Richter provoked immediate and widespread anger after he said in submissions to Victorian County Court Chief Judge Peter Kidd that Pell’s offences were “no more than a plain vanilla sexual penetration case where the child is not volunteering or actively participating.”
The judge said that he considered the offending to be “callous,” “brazen,” and “with an element of brutality.”
The following is Richter’s apology in full:
“After spending a sleepless night reflecting upon the terrible choice of a phrase I used in court during the course of a long and stressful process, I offer my sincerest apologies to all who were hurt or offended by it. No offence was intended.

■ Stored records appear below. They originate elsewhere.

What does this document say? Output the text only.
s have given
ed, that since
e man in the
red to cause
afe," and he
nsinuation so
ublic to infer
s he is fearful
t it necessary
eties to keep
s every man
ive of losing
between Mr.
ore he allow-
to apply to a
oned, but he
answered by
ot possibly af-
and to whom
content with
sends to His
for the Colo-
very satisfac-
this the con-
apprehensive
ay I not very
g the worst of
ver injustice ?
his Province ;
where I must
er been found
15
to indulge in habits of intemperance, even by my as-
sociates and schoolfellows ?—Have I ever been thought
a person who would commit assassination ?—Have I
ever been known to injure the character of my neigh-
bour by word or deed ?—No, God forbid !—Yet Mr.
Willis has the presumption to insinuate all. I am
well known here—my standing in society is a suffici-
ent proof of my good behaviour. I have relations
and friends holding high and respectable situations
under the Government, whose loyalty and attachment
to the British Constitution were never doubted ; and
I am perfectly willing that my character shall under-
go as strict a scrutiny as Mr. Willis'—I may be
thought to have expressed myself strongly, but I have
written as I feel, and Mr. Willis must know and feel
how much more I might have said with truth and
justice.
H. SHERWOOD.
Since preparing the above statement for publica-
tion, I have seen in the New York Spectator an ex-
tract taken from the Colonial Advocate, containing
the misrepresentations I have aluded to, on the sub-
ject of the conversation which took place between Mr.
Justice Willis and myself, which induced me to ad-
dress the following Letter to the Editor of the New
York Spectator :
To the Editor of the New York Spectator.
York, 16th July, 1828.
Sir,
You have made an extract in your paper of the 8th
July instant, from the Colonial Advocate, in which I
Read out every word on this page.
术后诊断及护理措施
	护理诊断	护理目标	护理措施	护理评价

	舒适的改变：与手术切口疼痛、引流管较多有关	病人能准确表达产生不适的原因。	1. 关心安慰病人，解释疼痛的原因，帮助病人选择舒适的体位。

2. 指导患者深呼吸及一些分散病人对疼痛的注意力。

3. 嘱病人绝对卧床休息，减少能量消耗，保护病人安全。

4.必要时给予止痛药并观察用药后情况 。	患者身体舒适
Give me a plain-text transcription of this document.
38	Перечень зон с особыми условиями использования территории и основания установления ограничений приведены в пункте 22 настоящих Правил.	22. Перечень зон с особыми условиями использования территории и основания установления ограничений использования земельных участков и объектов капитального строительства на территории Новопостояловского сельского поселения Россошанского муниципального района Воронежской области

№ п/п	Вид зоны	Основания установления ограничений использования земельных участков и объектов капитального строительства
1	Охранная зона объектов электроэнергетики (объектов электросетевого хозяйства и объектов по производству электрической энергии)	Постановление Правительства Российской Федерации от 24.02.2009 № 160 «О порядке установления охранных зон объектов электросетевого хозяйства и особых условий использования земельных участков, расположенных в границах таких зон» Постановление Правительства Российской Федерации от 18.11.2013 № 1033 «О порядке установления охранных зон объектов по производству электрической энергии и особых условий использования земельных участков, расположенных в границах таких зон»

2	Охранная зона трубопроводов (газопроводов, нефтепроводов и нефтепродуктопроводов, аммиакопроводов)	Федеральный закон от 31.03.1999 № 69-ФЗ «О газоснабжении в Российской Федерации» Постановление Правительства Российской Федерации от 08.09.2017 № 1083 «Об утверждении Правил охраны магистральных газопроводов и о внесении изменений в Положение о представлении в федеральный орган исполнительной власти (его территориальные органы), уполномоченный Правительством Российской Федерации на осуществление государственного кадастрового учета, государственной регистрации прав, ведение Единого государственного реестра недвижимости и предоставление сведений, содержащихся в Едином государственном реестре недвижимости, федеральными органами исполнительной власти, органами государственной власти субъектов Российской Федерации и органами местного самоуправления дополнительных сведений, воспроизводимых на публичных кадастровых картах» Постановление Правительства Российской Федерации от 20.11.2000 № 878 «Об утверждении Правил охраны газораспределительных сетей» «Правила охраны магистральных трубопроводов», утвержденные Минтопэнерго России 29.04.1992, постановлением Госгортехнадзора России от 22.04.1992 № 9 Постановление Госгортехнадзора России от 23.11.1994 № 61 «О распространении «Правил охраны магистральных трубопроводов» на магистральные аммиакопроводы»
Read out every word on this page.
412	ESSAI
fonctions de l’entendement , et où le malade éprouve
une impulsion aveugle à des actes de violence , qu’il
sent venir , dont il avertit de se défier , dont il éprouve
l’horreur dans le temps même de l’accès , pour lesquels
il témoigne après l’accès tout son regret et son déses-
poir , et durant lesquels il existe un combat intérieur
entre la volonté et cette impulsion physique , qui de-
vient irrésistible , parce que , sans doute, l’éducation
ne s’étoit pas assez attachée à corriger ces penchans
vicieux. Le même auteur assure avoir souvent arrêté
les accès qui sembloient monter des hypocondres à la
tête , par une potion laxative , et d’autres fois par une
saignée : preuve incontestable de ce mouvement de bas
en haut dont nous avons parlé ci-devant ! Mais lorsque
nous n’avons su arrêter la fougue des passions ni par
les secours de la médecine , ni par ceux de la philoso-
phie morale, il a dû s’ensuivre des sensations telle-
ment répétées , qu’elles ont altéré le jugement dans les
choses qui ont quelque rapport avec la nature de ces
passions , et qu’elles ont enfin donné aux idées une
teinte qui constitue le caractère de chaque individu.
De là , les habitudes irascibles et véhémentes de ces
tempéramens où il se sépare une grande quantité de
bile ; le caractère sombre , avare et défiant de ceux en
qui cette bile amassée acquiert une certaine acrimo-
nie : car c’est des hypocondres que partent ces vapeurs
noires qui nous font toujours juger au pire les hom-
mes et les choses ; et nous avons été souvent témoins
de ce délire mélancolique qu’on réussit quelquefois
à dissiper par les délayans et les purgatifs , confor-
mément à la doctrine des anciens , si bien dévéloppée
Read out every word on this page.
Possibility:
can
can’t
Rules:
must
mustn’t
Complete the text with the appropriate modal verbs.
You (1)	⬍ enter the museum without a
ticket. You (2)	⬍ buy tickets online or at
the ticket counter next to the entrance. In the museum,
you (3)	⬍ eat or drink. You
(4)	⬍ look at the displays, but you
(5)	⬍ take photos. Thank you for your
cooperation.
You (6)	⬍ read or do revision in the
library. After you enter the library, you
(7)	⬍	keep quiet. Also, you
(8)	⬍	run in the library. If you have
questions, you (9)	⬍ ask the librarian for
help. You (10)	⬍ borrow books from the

It was not intended to evade the seriousness of what had been done.
The seriousness of the crime was acknowledged at the outset by the concession that it merited imprisonment. In seeking to mitigate sentence I used a wholly inappropriate phrase for which I apologise profusely to all who interpreted it in a way it was never intended: it was in no way meant to belittle or minimise the suffering and hurt of victims of sex abuse, and in retrospect I can see why it caused great offence to many.
I hope my apology is accepted as sincerely as it is meant and I will never repeat such carelessness in my choice of words which might offend.”
In December, a jury found Pell guilty of abusing two 13-year-old boys in 1996, when he was archbishop of Melbourne. He was unanimously convicted of one charge of sexually penetrating a child under 16, as well as four counts of committing an indecent act on a child under 16. Details of the case have not been divulged until Wednesday due to legal reasons.
Pell, the most senior Catholic figure to ever be convicted of child sexual abuse, was taken into custody on Wednesday and will be sentenced on 13 March.